Had the Revenge possessed another Cayth torpedo, Steven might have chosen to cleanse the transporter. After all, he could have found some use for it. But without the torpedo, it was just a polluted ark. He wondered how many spores remained on it. The fact that it had not left Earth’s orbit indicated that it might still be in use.
“They’re hailing us,” said Alis.
“Open a channel,” Steven replied.
He was surprised to see the image of Pemaynell appear again. He would have expected her to be on the Iria, and therefore now dead. Instead here she was, alive and well on the transporter, or as well as someone could look who had just witnessed the destruction of a destroyer and a cruiser, leaving her defenseless.
“Who are you?” asked Pemaynell.
Steven let her see him. Pemaynell’s face creased in shock.
“A . . . human?”
“My name is Steven Kerr. I’m a Brigade pilot, and also leader of this particular unit of the Resistance.”
He turned to Alis.
“Stand up, please,” he said.
Alis did so.
“This is my second in command. Her name is Alis. She’s a Mech.”

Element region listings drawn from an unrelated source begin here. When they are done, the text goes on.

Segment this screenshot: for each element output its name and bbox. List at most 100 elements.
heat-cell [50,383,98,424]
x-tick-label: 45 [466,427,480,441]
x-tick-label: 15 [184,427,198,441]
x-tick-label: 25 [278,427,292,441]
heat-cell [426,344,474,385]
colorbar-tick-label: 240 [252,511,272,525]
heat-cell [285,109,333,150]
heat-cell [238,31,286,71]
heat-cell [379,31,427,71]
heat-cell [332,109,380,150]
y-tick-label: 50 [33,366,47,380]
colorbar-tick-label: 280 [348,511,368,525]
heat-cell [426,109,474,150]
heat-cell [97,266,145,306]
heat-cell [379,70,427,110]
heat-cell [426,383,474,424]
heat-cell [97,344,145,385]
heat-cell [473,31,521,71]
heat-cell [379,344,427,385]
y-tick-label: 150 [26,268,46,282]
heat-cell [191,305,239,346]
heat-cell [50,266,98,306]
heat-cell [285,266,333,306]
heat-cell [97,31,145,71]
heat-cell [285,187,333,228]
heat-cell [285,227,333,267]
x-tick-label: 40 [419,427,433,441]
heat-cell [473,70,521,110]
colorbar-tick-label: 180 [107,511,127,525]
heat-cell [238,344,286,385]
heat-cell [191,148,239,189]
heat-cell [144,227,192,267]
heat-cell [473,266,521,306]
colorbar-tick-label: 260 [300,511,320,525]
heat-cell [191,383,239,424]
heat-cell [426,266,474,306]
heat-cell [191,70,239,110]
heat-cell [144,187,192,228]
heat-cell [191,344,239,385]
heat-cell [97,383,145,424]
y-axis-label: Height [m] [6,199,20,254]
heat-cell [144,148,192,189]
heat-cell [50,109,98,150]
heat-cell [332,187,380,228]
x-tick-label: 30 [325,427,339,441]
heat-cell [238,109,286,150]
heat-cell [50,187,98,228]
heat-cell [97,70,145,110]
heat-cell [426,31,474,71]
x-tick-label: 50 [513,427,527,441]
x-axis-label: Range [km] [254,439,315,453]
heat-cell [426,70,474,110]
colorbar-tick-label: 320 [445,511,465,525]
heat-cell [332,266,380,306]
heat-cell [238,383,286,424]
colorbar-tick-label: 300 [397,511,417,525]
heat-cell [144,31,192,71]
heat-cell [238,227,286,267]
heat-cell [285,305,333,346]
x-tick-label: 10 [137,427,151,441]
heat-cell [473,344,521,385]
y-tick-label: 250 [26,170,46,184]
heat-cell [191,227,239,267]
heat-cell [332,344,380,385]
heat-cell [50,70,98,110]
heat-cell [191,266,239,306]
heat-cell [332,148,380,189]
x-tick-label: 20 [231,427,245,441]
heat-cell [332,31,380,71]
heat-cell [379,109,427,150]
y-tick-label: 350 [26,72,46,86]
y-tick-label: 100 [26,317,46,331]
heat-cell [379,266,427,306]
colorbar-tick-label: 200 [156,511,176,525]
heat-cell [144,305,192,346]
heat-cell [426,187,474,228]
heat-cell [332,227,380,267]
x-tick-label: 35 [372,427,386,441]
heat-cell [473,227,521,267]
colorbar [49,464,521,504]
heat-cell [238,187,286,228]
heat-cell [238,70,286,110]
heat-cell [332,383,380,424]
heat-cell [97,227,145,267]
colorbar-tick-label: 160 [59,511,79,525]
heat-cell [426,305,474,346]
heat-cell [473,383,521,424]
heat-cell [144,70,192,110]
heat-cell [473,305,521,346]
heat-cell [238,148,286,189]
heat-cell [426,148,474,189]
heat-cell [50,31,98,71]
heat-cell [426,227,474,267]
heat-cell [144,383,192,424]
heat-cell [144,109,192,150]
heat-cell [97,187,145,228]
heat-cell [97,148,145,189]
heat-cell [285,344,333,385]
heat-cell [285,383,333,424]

Somehow Pemaynell managed to look even more shocked.
“What have you got in your head, Security Officer Pemaynell?” asked Steven.
“I don’t know what you mean.”
“Is it related to those spores you’re carrying on that transporter?” asked Steven. “I figure that’s why you moved to that big ship once we appeared, so that the thing in your skull could be near its own kind. Did it tell you to try to make a run for it? What’s it telling you now, Pemaynell? Is it going to blow your head apart? I’ve seen it happen. It looks painful.”